Mais Brahma répondit:
-Voici ce que nous ferons de la divinité de l'homme: nous la cacherons au plus profond de lui-même car c'est le seul endroit où il ne pensera jamais à aller la chercher.
Iyengar en Yogadandasana, "le bâton du yogi",
« Au plus fort de sa méditation, le yogi entre en samadhi. Son corps et ses sens sont au repos comme s'il dormait, sa pensée et sa raison sont vigilantes comme en état de veille, cependant il est au-delà de la conscience.
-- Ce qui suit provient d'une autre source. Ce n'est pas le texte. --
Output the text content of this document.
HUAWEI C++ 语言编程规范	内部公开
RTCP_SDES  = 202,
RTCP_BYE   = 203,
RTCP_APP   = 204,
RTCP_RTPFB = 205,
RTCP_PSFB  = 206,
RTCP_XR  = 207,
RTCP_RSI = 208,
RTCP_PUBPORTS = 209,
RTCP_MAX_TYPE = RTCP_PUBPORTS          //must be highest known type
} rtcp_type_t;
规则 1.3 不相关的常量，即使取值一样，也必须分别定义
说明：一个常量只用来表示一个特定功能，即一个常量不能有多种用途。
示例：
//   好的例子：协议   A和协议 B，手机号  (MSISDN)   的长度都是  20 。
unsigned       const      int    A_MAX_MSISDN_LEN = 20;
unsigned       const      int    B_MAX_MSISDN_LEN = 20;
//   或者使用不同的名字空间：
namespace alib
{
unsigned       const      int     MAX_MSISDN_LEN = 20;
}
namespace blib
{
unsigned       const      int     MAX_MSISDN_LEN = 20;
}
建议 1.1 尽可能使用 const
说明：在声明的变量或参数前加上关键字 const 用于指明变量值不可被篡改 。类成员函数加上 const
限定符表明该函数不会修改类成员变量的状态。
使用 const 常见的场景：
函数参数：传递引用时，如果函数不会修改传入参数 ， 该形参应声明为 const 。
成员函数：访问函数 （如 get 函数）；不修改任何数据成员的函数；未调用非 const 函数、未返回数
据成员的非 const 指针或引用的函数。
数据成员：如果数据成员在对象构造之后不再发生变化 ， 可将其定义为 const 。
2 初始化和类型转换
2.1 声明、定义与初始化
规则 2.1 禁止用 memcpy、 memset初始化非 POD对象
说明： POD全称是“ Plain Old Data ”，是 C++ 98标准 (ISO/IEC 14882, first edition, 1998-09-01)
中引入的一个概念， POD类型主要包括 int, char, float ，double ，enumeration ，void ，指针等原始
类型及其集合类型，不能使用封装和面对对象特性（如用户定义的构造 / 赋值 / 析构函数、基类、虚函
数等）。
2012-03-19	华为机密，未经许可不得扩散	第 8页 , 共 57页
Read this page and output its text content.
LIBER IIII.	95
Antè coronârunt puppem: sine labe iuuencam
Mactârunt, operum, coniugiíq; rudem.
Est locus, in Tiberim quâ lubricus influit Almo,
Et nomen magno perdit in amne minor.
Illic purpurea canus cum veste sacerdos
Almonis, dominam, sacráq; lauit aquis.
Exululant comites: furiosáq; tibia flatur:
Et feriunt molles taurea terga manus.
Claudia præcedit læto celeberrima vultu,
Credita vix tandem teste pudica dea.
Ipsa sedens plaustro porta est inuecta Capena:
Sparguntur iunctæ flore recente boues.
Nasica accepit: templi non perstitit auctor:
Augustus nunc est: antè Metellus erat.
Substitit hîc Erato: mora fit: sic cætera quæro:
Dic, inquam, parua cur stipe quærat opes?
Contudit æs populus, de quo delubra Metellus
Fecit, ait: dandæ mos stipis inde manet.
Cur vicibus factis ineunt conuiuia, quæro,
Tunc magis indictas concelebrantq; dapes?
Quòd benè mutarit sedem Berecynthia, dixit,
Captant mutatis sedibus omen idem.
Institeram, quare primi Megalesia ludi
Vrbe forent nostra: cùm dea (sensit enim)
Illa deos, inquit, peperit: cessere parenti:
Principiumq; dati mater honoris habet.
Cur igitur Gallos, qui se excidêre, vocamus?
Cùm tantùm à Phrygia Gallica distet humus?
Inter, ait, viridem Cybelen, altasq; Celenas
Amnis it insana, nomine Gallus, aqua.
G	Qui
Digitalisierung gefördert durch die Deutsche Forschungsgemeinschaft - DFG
Une personne en état de samadhi est pleinement consciente et éveillée. C'est une paix qui dépasse tout entendement. Lorsqu'on compare samadhi à d'autres expériences, les sages répondent :"netti ! netti !" Ce n'est pas cela ! Ni cela ! L'état ne peut être décrit que par le silence profond. Le yogi a quitté le monde matériel pour se fondre dans l'Eternel »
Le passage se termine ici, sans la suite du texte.